Personal information
- Full name: Adrián Romero González
- Date of birth: 27 February 2006 (age 20)
- Place of birth: Gerena, Spain
- Position: Midfielder

Team information
- Current team: Ceuta B
- Number: 26

Youth career
- 2022–2023: CDM Gerena
- 2023–2025: Sporting Atlético

Senior career*
- Years: Team / Apps / (Gls)
- 2024–: Ceuta B / 16 / (0)
- 2026–: Ceuta / 1 / (0)

= Adrián Romero (Spanish footballer) =

Spanish footballer

Adrián Romero González (born 27 February 2006) is a Spanish professional footballer who plays as a midfielder for AD Ceuta FC.

==Career==
Born in Gerena, Seville, Andalusia, Romero joined Sporting Atlético de Ceuta, an affiliate team of AD Ceuta FC, in 2023. He made his senior debut with the reserves on 12 May 2024, coming on as a late substitute in a 1–0 Tercera Federación away loss to CD Gerena.

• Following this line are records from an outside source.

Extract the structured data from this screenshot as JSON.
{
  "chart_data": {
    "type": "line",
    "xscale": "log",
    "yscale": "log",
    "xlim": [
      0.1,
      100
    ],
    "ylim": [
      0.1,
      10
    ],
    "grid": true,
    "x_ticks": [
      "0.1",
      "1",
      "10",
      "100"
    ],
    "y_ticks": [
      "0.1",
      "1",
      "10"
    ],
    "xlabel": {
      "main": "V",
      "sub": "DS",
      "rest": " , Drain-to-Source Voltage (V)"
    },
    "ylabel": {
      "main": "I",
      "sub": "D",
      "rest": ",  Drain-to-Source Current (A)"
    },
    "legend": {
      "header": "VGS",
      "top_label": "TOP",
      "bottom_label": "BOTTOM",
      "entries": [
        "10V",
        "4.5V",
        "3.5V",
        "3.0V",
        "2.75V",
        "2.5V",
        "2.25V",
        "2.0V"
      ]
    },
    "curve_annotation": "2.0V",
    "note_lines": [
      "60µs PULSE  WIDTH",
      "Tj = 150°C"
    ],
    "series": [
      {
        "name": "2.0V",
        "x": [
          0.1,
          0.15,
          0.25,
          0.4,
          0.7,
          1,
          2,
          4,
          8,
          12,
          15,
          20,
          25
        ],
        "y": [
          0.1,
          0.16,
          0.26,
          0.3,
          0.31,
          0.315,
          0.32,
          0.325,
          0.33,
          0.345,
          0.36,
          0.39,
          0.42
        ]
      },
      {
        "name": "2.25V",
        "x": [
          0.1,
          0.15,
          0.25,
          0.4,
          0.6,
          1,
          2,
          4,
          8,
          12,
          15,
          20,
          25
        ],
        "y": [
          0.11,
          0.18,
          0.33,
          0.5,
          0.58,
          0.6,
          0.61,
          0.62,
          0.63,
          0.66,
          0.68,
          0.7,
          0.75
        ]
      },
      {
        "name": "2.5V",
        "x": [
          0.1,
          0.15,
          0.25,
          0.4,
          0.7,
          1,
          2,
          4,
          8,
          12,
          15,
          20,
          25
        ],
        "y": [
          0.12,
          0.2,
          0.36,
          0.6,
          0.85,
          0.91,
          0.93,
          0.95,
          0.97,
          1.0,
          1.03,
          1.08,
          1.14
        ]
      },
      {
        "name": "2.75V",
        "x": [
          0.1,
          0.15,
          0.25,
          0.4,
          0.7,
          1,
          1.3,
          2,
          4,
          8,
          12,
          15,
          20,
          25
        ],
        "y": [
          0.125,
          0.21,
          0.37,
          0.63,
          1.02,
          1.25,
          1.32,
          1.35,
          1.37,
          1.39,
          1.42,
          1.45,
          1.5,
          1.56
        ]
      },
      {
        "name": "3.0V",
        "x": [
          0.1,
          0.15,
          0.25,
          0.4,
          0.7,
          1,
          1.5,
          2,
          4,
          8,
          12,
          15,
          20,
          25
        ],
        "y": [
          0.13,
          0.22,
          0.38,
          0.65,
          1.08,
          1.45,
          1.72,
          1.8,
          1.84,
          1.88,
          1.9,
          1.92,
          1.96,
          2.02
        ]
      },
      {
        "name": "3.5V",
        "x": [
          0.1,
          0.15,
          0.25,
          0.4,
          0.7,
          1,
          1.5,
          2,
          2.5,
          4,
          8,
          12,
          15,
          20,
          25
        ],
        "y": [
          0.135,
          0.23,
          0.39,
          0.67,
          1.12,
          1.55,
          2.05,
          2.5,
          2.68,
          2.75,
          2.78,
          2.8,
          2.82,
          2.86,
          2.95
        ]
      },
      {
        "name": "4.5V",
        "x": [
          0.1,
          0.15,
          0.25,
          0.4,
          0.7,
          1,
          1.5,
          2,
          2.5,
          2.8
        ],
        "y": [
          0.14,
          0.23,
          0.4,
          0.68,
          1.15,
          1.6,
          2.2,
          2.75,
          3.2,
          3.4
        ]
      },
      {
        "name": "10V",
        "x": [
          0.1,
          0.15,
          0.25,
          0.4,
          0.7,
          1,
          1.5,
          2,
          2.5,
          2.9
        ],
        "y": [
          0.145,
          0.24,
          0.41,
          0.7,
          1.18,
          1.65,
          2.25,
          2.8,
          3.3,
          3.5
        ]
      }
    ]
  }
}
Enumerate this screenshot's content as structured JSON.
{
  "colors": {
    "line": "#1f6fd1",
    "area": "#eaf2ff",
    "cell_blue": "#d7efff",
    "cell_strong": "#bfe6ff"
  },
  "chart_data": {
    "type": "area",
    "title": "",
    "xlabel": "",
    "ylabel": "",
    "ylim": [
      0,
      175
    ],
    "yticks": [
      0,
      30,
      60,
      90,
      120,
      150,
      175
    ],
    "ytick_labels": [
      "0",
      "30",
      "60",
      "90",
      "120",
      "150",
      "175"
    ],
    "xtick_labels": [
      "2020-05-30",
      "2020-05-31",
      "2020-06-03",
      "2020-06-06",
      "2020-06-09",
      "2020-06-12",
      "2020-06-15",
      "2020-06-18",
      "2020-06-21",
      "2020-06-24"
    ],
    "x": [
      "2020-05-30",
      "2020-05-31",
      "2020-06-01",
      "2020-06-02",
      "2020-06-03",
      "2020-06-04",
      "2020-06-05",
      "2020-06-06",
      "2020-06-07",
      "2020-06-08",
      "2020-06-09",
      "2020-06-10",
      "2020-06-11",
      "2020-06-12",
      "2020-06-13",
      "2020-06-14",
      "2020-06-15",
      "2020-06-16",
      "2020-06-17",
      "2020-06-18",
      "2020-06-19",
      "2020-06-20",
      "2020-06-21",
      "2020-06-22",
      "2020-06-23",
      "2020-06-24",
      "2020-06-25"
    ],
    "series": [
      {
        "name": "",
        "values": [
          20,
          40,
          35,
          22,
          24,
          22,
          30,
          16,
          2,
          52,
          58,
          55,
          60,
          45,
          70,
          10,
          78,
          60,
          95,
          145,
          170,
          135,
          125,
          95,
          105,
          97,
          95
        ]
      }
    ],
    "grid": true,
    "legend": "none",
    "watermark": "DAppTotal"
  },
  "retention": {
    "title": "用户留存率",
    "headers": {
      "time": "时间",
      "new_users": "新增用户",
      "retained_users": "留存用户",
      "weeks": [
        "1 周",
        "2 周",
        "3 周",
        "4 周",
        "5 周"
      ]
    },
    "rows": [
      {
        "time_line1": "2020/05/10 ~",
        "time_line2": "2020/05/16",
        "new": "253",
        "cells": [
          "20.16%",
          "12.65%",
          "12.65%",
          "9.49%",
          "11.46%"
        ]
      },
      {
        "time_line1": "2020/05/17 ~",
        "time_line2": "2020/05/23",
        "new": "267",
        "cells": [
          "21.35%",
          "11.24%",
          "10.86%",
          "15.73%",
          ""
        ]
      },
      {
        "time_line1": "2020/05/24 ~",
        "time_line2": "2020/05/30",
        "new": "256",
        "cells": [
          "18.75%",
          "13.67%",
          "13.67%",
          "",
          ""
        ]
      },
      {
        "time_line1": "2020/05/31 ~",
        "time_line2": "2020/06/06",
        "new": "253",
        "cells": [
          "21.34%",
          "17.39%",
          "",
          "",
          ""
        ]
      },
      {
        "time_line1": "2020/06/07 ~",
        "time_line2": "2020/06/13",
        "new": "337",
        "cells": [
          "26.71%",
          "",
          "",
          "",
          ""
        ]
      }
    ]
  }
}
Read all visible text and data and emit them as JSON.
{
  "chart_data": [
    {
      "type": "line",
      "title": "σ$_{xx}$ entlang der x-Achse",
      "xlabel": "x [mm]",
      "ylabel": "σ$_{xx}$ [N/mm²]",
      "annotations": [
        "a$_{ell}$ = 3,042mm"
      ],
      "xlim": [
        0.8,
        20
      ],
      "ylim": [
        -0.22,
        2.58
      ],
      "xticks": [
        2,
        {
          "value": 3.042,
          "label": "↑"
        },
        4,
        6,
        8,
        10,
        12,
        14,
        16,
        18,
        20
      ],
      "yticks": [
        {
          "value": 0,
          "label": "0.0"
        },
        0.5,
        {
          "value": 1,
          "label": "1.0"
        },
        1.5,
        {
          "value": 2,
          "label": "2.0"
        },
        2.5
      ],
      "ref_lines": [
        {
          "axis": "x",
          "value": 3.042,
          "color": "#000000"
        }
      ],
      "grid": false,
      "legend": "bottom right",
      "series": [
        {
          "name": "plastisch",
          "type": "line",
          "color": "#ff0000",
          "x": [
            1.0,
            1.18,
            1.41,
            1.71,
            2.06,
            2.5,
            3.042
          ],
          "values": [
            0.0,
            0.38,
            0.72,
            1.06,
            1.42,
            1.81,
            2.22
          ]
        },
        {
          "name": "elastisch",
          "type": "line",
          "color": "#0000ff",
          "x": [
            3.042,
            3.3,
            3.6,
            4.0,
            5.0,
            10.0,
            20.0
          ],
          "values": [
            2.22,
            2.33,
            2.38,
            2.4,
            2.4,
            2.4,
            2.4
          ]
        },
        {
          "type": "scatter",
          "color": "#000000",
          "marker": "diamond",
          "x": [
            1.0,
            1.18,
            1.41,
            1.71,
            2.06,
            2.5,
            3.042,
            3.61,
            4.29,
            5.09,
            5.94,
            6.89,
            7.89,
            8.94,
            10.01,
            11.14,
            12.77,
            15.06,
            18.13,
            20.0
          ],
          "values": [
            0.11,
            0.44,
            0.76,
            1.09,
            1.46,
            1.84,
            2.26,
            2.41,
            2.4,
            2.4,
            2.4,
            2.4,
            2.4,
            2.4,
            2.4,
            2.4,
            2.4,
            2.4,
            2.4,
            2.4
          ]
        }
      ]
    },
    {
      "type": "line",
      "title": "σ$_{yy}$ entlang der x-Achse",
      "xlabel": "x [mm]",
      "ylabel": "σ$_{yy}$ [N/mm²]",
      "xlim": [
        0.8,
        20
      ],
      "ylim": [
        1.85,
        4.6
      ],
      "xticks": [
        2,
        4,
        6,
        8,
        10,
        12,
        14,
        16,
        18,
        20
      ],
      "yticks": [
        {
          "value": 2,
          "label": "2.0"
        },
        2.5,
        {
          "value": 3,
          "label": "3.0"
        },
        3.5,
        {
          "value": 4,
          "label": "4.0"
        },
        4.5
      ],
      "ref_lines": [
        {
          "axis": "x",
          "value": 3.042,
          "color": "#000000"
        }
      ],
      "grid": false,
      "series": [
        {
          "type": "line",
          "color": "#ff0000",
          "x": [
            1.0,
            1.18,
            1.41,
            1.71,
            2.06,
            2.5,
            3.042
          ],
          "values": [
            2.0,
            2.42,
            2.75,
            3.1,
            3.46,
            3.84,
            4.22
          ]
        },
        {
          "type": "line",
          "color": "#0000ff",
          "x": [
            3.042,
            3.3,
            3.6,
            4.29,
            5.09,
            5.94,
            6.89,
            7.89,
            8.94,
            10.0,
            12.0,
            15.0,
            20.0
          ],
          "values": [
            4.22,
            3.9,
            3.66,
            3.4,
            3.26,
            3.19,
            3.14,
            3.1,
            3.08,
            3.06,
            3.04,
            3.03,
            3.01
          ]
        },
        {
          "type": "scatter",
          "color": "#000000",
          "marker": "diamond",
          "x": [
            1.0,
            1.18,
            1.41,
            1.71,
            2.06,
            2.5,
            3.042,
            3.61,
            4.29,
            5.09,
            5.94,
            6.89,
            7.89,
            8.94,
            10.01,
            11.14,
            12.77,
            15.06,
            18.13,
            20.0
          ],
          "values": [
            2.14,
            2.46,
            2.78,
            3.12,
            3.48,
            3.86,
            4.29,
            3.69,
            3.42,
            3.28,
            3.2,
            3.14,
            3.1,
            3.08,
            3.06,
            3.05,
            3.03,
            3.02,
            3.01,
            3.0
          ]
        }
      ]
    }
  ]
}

On 26 July 2025, Romero signed a permanent deal with Ceuta's reserves. On 10 July of the following year, he renewed his contract for a further season.

Romero made his first team debut with the Caballas on 30 August 2026, replacing Yann Bodiger late into a 3–0 Segunda División away loss to RCD Mallorca.

==Personal life==
Romero's father José Juan was also a footballer and midfielder, and later became a manager.